Biasanya orang akan mendapat karamah setelah memiliki sebuah keistikamahan. Untuk menjaga sebuah keistikamahan butuh waktu yang sangat lama, bahkan hingga akhir hayatnya. Salah satu contoh istikamah ialah, membaca surah Al-Waqiah setiap malam, maka orang yang membacanya akan terhindarkan dari kefakiran.
Menjaga sebuah keistikamahan juga merupakan sesuatu yang tidak mudah dan hanya orang-orang tertentu yang dapat memilikinya. Berbeda halnya dengan karamah, karena orang biasa saja bisa mendapatkannya. Hal ini sesuai dengan ibarat,
الإستقامة خير من ألف كرامة
Artinya, “Istikamah lebih baik daripada 1.000 karamah.”
Karamah Istimewa
Menurut Abu Hasan Asy’ari, karamah yang sebenarnya ialah tambahnya iman, dapat melakukan perilaku-perilaku terpuji Nabi Muhammad saw., lahir dan batin, juga menutupi kewaliannya atau tidak mengaku-ngaku bahwa dirinya ialah seorang wali Allah. Ada yang berkata juga, bahwa karamah yang paling baik ialah dapat mengganti perilaku yang buruk dengan akhlak yang baik.

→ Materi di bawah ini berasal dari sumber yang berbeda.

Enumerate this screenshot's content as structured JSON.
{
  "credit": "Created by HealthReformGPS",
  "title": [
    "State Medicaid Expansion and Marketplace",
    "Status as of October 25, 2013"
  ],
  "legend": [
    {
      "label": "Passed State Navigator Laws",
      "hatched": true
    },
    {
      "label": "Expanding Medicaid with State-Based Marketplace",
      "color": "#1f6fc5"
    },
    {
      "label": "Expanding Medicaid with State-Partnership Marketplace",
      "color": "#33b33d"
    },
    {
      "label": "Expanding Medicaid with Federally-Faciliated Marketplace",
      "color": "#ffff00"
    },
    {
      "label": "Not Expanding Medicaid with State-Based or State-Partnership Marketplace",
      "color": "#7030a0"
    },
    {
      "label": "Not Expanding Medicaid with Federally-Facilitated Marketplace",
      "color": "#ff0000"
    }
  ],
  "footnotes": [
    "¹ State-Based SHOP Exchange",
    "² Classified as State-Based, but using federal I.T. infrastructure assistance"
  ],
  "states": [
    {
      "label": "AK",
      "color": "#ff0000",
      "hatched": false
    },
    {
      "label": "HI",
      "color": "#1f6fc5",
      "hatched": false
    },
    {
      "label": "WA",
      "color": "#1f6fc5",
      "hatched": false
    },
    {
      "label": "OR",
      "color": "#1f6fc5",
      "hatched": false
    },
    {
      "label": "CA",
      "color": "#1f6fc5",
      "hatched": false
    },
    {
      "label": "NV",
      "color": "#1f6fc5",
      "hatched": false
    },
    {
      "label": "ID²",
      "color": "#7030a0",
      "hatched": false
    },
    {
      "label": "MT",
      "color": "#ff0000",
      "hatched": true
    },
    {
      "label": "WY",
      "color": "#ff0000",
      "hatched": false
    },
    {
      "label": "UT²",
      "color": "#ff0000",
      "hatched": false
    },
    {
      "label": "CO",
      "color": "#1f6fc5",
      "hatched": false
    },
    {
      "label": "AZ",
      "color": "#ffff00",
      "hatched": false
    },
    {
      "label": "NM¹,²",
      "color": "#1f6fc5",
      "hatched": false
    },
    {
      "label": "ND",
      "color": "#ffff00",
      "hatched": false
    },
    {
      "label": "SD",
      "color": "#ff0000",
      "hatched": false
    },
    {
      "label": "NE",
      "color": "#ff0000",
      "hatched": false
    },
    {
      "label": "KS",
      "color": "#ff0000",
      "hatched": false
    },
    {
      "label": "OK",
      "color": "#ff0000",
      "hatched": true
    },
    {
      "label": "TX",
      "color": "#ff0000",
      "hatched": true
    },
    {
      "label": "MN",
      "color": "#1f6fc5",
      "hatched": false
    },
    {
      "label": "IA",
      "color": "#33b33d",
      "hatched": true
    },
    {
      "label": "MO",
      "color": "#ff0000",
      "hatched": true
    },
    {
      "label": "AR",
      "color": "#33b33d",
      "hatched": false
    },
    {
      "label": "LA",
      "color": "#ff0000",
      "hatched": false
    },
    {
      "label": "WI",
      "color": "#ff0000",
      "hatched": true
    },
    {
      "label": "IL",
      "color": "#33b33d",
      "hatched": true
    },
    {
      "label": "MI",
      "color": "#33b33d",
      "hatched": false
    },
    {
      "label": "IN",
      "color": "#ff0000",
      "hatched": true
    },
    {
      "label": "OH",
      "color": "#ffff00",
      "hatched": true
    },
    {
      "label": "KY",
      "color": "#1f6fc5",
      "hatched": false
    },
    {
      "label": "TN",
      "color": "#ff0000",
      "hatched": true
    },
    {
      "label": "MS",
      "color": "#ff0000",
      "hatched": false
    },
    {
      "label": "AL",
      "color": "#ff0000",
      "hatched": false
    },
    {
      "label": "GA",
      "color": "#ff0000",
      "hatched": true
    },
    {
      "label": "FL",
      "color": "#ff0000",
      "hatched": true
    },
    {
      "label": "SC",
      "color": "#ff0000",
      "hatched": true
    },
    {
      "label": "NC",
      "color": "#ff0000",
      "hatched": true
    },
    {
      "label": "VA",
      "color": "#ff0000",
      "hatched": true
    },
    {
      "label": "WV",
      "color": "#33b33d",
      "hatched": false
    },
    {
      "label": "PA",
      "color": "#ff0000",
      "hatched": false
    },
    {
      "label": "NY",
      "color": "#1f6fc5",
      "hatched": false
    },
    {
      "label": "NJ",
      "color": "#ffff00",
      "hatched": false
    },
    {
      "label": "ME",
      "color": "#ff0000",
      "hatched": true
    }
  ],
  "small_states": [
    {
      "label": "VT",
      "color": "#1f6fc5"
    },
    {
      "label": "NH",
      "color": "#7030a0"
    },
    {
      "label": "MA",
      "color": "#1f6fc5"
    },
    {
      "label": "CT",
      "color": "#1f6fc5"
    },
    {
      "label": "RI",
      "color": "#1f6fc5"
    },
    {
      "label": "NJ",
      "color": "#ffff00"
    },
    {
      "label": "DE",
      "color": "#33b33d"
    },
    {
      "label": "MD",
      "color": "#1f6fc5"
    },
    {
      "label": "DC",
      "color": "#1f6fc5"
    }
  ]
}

Sedangkan menurut Abi Muhammad Al-Murtaisi, jika ada orang yang bisa salat di atas air atau bahkan bisa terbang hingga ke Arab Saudi dan melakukan perkara di luar adat yang lain, masih lebih baik orang yang dapat melakukan perkara di luar nafsu.

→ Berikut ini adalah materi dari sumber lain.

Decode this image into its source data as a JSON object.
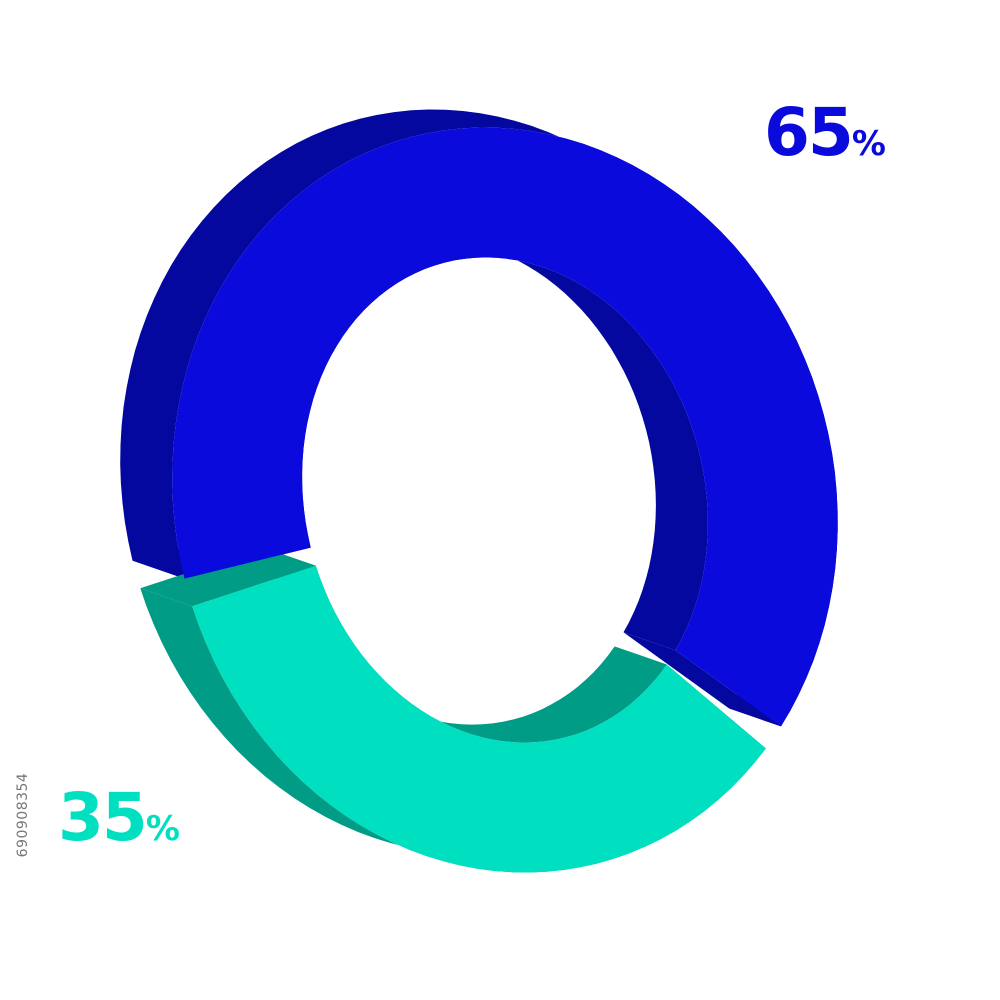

Akan tetapi ujar Al-Bustomi, jika ada orang yang bisa melakukan perkara di luar logika jangan langsung percaya atau takjub kepadanya. Lihat dulu bagaimana cara dia melaksanakan syariat-syariat Islam, apakah ia melakukannya dengan benar? Karena di tahun-tahun sebelumnya, banyak sekali penipuan-penipuan berkedok karamah menggandakan uang. Padahal orang itu dapat menambahkan uang dengan membawa kantong di balik jubahnya.

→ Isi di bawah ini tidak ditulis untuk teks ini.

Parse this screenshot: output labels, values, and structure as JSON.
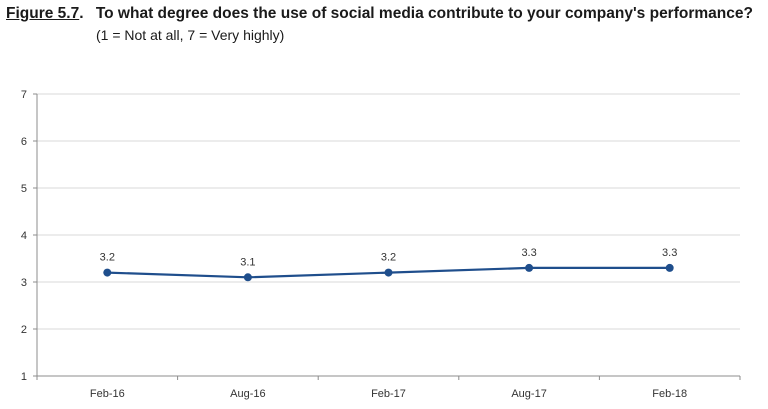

Sebaiknya kita tidak mudah takjub kepada orang yang memiliki karamah, seperti mengambil uang dari saku yang sebelumnya kosong. Namun lebih baik kita takjub kepada orang yang sebelumnya memiliki uang di saku, dan saat ingin mengambilnya uang itu tidak ada, tapi sikapnya tidak marah ataupun panik.
Hakikat Manusia Mulia
Ada sebuah cerita dari seorang ulama yang mana seorang santri bertanya kepadanya, “Tuanku, engkau sangat hebat, karena bisa berjalan di atas air.” Akan tetapi ulama tersebut menanggapinya dengan biasa, “itu bukan apa-apa, sebatang kayupun bisa melakukannya.” Lantas sang santri menyebutkan kehebatan lainnya, “Tapi engkau juga bisa pergi ke Mekkah dalam satu detik.” Kemudian ulama tersebut menanggapi masih dengan cara yang sama, “Setiap jin dan setan mampu bepergian dari ujung Selatan ke utara dalam waktu satu detik.”
Santri tersebut masih mau mengagumi ulama itu, “Engkau juga bisa kebal akan senjata dan kebal api.” Ulama tersebut masih bersikap biasa, “Sebuah batu karang di Pantaipun dapat melakukannya.” Santri tersebut pun menyerah dan mulai bertanya, “Lantas sebenarnya apa kehebatan orang yang mulia?” Kali ini ulama itu menanggapi lain, “Manusia mulia ialah mereka yang bisa menjaga hatinya agar tidak berpaling kepada apapun selain Allah. Hatinya selalu berzikir dalam keadaan apapun, sehingga bisa bersabar ketika diuji dan bisa bersyukur ketika mendapat rezeki. Dengan zikirnya maka rasanya rata datar seperti air sehingga tidak senang ketika mendapat pujian dan tidak sakit hati ketika mendapat celaan. Dengan berzikir maka ia bisa terbang hijrah dari kegelapan perbuatan dosa ke jalan ketakwaan penuh cahaya dan kebal dari segala godaan setan.”